Hofburg Innsbruck © BHÖ/G.R. Wett
Kunstvoll glasierte Porzellanöfen, die von versteckten Gängen aus beheizt wurden. Gemalte Spiegelrahmen, die – Illusion realer Spiegel vermittelnd – den Inbegriff von herrschaftlichem Luxus darstellen. Elegante Lüster, seidene Wandbespannungen, opulent gedeckte Festtafeln und kostbare Möbel aus verschiedenen Epochen: Ein Spaziergang durch die Kaiserappartements der Innsbrucker Hofburg ist wie ein Streifzug durch die (Kunst-)Geschichte.

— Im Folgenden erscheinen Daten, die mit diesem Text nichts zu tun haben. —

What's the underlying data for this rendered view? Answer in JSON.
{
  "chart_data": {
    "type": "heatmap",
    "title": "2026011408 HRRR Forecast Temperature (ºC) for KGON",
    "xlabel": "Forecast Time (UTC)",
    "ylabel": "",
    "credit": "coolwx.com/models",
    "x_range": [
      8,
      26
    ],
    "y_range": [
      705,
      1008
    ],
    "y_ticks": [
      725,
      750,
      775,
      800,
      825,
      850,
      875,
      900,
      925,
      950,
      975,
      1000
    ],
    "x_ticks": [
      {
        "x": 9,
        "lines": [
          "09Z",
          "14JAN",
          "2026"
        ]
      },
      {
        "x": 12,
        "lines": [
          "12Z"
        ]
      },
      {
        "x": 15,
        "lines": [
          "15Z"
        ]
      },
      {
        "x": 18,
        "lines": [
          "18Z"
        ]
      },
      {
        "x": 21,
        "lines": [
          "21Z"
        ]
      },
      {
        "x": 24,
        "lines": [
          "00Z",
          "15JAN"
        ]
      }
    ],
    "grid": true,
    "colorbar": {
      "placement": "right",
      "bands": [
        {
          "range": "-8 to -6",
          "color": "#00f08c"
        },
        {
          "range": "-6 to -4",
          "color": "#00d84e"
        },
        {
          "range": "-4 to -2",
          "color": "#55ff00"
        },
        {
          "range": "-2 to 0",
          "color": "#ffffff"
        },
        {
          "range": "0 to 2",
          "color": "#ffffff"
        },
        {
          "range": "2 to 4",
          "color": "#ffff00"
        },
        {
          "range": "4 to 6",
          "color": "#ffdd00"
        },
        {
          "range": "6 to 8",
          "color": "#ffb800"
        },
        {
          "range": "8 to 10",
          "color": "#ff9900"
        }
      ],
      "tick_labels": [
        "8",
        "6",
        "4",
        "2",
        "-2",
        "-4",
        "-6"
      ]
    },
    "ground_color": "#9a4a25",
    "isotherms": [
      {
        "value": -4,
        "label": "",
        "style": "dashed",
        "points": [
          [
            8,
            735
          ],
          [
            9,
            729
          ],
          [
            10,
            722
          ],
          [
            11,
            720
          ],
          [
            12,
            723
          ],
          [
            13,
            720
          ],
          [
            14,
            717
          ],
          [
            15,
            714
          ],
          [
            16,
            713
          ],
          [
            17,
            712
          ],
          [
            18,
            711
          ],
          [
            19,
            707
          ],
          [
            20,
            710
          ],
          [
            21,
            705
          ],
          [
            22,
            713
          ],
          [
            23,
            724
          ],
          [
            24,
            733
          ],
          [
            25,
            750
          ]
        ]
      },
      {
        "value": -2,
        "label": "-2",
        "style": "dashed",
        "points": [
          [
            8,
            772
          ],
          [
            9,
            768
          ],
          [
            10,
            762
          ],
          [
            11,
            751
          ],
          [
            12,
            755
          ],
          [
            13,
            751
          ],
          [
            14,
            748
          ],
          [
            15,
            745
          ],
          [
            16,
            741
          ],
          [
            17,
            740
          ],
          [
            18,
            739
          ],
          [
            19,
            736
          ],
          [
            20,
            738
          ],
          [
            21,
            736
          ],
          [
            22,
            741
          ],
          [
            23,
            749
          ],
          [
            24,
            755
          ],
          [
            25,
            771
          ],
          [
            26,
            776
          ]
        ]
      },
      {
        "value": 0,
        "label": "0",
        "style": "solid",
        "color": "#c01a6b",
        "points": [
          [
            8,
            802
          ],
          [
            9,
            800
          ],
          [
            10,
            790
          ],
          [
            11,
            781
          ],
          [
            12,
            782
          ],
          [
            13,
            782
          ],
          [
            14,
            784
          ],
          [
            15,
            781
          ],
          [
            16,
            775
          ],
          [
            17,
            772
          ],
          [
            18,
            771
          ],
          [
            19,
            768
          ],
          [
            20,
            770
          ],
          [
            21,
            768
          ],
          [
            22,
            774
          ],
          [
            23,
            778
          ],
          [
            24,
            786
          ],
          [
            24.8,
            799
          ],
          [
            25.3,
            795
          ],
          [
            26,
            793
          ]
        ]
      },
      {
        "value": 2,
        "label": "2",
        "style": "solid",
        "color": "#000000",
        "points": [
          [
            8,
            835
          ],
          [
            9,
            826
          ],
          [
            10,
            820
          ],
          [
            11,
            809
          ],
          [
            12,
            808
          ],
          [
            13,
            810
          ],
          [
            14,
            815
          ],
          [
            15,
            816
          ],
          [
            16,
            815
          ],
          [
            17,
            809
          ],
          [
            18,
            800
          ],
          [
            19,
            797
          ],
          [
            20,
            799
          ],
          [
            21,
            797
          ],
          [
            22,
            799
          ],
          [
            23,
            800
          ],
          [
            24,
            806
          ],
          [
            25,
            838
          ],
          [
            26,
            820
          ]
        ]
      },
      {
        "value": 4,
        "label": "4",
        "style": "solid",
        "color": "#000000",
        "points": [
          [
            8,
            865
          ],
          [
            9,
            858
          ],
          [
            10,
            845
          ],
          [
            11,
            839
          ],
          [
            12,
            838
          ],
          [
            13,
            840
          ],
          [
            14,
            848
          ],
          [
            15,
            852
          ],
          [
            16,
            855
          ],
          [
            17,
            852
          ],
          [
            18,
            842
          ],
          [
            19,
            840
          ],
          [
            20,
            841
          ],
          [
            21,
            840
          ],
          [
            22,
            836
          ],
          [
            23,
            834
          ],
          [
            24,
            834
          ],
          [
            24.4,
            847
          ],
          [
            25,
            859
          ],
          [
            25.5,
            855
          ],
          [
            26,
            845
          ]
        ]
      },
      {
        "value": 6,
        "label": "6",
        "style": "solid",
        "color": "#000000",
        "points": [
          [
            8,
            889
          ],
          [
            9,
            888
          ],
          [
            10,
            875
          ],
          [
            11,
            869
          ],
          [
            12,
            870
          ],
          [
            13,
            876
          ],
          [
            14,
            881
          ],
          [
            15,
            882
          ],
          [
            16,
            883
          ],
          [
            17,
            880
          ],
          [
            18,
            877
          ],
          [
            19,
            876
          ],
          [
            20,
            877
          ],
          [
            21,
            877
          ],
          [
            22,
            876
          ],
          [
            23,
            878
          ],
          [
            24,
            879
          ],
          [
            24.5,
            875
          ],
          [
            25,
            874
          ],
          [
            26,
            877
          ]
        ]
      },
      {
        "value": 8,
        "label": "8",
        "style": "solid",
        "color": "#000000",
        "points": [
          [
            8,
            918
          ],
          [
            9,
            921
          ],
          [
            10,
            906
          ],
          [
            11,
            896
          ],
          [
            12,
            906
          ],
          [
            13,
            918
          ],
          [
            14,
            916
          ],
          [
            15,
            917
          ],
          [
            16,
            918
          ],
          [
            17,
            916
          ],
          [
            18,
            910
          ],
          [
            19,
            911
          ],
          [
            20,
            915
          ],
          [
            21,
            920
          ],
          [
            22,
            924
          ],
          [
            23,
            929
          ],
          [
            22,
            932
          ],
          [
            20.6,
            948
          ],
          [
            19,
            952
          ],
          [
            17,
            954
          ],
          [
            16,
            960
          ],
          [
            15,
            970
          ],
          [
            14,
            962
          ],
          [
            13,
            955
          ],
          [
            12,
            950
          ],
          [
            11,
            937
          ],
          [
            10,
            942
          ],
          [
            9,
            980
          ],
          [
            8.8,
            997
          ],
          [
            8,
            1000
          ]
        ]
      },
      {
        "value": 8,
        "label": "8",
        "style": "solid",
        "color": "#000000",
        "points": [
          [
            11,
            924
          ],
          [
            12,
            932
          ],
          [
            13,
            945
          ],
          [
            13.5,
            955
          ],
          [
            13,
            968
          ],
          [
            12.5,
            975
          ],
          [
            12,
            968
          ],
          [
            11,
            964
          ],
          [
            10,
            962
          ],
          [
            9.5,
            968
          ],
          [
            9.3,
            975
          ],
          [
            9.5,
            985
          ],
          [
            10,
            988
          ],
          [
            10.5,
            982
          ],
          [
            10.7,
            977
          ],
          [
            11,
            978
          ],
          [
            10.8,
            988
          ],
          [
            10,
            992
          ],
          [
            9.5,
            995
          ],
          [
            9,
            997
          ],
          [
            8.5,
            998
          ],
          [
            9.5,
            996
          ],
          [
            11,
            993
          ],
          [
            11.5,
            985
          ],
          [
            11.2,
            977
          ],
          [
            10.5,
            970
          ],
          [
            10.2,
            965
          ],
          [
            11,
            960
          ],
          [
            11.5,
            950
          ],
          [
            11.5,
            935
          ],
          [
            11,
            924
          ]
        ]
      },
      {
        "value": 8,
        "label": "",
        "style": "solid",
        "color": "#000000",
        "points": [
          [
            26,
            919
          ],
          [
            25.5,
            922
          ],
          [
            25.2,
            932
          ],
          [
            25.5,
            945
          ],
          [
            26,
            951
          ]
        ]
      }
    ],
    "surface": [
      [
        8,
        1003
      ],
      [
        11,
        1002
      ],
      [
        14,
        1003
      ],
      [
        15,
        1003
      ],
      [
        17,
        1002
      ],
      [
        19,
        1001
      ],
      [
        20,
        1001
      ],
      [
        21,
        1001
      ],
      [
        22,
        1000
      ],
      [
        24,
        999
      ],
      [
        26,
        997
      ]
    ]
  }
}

Der Riesensaal mit einem Deckenfresko von Anton Maulpertsch gilt als prächtigster Fest- und Zeremoniensaal des Alpenraums. Weitere Prunkräume sind der Gardesaal, das Kaiserin-Elisabeth-Appartement, der Salon der Kaiserin, das Toilettezimmer, das Ratszimmer, das Audienzzimmer – um nur einige zu nennen. Die Ahnengalerie im Prunkstiegenhaus zeigt Porträts der Habsburger und lässt die Regentschaft dieses Geschlechtes in Tirol lebendig werden. In den Schauräumen des Museums geben Hunderte Exponate Einblick in das Leben der höfischen Bewohner.

Wer nach so viel k. u. k. Romantik gerne eine Melange in plüschiger Kaffeehaus-Atmosphäre zu sich nehmen will, kehrt am besten im „Café Sacher“ ein – wobei natürlich nicht das Wiener Original gemeint ist, sondern dessen ebenfalls in der Hofburg angesiedeltes Pendant, das dem Vorbild in puncto kulinarischer Raffinesse in nichts nachsteht.